Schlüsselwörter
sFlt-1/PlGF-Quotient - angiogene Marker - Präeklampsie
Einleitung
Der sFlt-1-Quotient (sFlt-1: (soluble fms-like tyrosine kinase 1)/PlGF [placental
growth factor]) hat sich für den diagnostischen Algorithmus hypertensiver Schwangerschaftserkrankungen
(HES) in der klinischen Routine bewährt [1].
Die pathophysiologische Konsequenz einer angiogenen Imbalance (zugunsten von sFlt-1
und zulasten von PlGF – ausgedrückt durch einen erhöhten sFlt-1/PlGF-Quotienten) ist
die endotheliale Dysfunktion.
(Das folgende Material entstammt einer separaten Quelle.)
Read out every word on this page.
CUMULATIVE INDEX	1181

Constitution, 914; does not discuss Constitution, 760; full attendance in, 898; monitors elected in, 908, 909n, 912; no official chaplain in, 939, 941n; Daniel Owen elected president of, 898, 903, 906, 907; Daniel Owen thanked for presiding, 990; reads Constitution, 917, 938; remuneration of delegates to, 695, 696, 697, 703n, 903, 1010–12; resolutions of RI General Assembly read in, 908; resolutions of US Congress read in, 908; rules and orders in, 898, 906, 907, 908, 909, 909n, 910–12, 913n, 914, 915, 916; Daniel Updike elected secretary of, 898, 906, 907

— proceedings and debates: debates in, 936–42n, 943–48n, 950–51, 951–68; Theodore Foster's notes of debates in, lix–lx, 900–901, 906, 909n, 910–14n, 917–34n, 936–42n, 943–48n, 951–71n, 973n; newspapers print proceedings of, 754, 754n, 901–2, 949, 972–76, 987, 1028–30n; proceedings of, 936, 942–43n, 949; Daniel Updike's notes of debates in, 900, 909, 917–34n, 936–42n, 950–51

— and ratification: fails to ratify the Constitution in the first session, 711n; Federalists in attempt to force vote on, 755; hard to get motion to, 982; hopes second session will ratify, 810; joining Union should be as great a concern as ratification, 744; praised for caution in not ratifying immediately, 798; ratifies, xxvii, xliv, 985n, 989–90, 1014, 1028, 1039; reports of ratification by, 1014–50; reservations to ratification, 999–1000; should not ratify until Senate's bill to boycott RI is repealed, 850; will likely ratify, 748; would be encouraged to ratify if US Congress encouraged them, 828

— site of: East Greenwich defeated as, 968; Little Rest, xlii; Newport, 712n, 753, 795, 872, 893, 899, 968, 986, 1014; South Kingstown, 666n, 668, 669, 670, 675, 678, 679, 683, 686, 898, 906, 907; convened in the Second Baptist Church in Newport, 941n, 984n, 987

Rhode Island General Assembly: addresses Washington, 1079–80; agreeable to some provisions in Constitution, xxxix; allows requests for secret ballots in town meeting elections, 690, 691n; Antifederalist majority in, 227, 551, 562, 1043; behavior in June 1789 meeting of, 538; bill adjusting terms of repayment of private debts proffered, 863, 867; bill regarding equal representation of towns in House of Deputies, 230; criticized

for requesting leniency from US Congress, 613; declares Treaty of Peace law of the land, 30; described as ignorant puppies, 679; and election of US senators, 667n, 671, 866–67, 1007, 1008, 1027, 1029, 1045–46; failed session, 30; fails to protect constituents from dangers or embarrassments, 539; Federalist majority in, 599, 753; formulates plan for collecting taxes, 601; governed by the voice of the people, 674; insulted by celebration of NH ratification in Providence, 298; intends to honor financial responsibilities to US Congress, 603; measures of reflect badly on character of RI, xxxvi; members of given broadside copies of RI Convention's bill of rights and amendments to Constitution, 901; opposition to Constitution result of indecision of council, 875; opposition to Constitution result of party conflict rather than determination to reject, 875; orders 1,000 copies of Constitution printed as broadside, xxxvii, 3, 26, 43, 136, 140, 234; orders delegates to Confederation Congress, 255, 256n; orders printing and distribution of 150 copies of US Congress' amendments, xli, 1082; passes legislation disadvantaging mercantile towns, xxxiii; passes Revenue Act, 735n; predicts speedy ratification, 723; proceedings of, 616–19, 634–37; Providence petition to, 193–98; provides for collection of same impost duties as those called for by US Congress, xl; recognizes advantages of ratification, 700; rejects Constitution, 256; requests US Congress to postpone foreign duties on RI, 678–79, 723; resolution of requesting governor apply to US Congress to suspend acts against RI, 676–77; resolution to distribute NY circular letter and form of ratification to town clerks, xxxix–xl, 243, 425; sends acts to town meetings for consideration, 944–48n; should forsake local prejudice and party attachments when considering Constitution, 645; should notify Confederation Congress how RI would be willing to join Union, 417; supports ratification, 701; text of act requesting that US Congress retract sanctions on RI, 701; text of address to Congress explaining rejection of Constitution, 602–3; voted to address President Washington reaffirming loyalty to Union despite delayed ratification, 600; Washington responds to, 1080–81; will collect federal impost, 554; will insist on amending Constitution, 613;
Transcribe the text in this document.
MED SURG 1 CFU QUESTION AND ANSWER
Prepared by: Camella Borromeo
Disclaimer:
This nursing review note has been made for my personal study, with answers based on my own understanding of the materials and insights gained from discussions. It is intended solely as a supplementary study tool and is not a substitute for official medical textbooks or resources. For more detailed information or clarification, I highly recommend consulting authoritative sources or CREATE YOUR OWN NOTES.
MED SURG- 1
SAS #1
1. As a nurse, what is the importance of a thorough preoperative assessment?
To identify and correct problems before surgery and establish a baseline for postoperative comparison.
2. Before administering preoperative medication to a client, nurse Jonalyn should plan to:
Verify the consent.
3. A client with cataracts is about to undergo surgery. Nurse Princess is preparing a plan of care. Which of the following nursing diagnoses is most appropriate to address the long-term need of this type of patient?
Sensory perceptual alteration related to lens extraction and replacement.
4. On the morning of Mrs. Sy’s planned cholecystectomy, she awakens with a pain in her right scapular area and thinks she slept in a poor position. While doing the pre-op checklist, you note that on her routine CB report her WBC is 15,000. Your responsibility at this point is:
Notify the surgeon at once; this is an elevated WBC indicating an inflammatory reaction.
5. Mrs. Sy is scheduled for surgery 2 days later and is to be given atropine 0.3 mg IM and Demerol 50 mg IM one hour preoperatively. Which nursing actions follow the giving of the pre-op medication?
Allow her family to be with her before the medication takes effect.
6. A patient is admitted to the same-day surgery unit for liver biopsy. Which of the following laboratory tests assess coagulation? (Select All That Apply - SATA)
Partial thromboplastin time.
Das dadurch bedingte Leakage der Gefäße mit konsekutivem
intravasalem Volumenmangel und Minderperfusion der Organe wie Niere, Leber oder Plazenta
führt zu den bekannten Präeklampsie-(PE-)Symptomen [2]. An dieser Stelle erscheint es wichtig zu betonen, dass sFlt-1 und/oder PlGF auch
außerhalb der Schwangerschaft bei Endothelerkrankungen erhöht bzw. erniedrigt sein
können [3]
[4]
[5]
[6]
[7]. Entsprechende Cut-off-Werte des sFlt-1/PlGF-Quotienten für die Risikoabschätzung
einer PE und den Grad der plazentaren Dysfunktion, aber auch für die Prädiktion eines
ungünstigen neonatalen bzw. maternalen Outcomes und assoziierten kurzen Intervalls
bis zur Entbindung sind mit hohem Evidenzgrad publiziert [8]
[9]
[10]
[11]
[12] ([Tab. 1]).
Tab. 1
Übersicht etablierter Cut-off-Werte [8]
[10] für die sFlt-1/PlGF-Ratio und deren Bestandteile in der Referenzkohorte sowie pathophysiologische
Besonderheiten bei spezifischen maternalen bzw. gestationsbedingten Komorbiditäten.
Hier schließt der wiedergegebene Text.